Chemister’s Insight is what control decks are made of- hearty, excessive card advantage. 3 cards it nets you if you play it twice with the new Jump-start mechanic which lets you discard any card in your hand to cast it again. Control decks are defined as decks that win through an accumulation or denial of resources. In this case, the resource in question is a fistful of cards.


The meat and potatoes of the deck. The card that makes it so that ‘counter-burn’ is even a genuinely viable strategy in a Standard context. While Banefire alone adds up to the 20 requisite points of damage to knock them dead, the addition of Ionize allows for a maybe vital 8 more. No tempo loss on board, no tempo loss in life total. Ionize is electrifying.

Star of Extinction

When Magic players really like a card they’ll tell you something along the lines of, ‘well, if I could I would run five of ‘em’. That’s how I feel about Deafening Clarion in the G/W tokens match-up. Unfortunately, the rules of Magic dictate that I’m only allowed to play a maximum of 4 Deafening Clarion in a sanctioned Standard event. It’s for that reason, that we’ve got ourselves a spicy 1 of Star of Extinction for just these kinds of situations.

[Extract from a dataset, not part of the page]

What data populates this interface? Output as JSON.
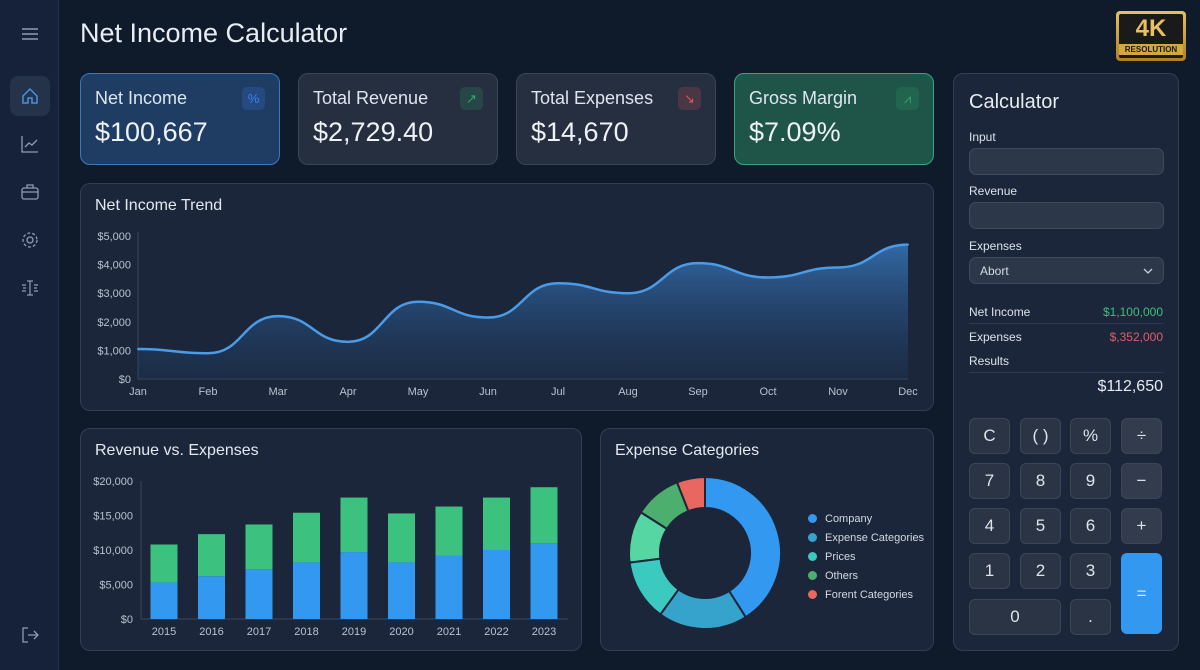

An obvious troll inclusion in the deck-list. I wasn’t there so I have no idea how Eli came to the final conclusions on what to include in his list, but if I had to guess at it I’d say the story revolves around Eli claiming that “I’m so good, I can win GP NJ with TWO Revitalize in my sideboard”! This is all purely conjecture of course, but that’s the only thing that would seem to make any sense…

Niv-Mizzett, Parun

When someone finds themselves losing to spells falling from the sky, the typical reaction is to buckle down on threats, going completely off any removal package in an attempt to outrace the opponent. Niv-Mizzett’s better the longer he sticks around- which is a mighty long time when there ain’t a removal spell in sight.

The Immortal Sun

An answer to decks that want to grind you out with Planeswalker card advantage. So much of what makes this deck great, is that it has powerful inevitability that basically can’t be interacted with. Black can deal with Banefire- that’s it. And almost no one is packing artifact hate outside of the few Assassin’s Trophys and Conclave Tribunals that are floating around, causing The Immortal Sun to usually stick around forever.

The unconquerable win condition. The control deck to beat all other control decks.

Winning not with creatures on the ground, but by reigning hail-fire spells from the skies.

Guru Vibes

It’s obvious that a guru put together this deck-list. It doesn’t follow any particular trends (Justice Strike for starters)- it seems to just be a fair evaluation of what cards are most difficult to deal with in the meta and proceeds to have appropriate answers for each and every one of them. Seal Away for every relevant threat in Boros, Izzet Phoenix, and everything relevant outside of Carny T in Green decks. Settle for Carny T. But it’s also what’s not there. No Crackling Drakes ‘cause every other control deck is playing them. No Enigma Drakes or Arclights or creatures that can be interacted with. Nothing that an opponent can use a Cast Down on.

If anyone reading this has ever found themselves sitting on the fringe of a blue spells deck and isn’t sure where to start or how to even begin- this deck-list is as good a place as any. This is wizard level mastery of the craft.

If you don’t understand what makes a control deck tick before reading this article, then, I’d imagine, that- after dealing 100 uncounterable damage to Jace, Cunning Castaway via Banefire- you will.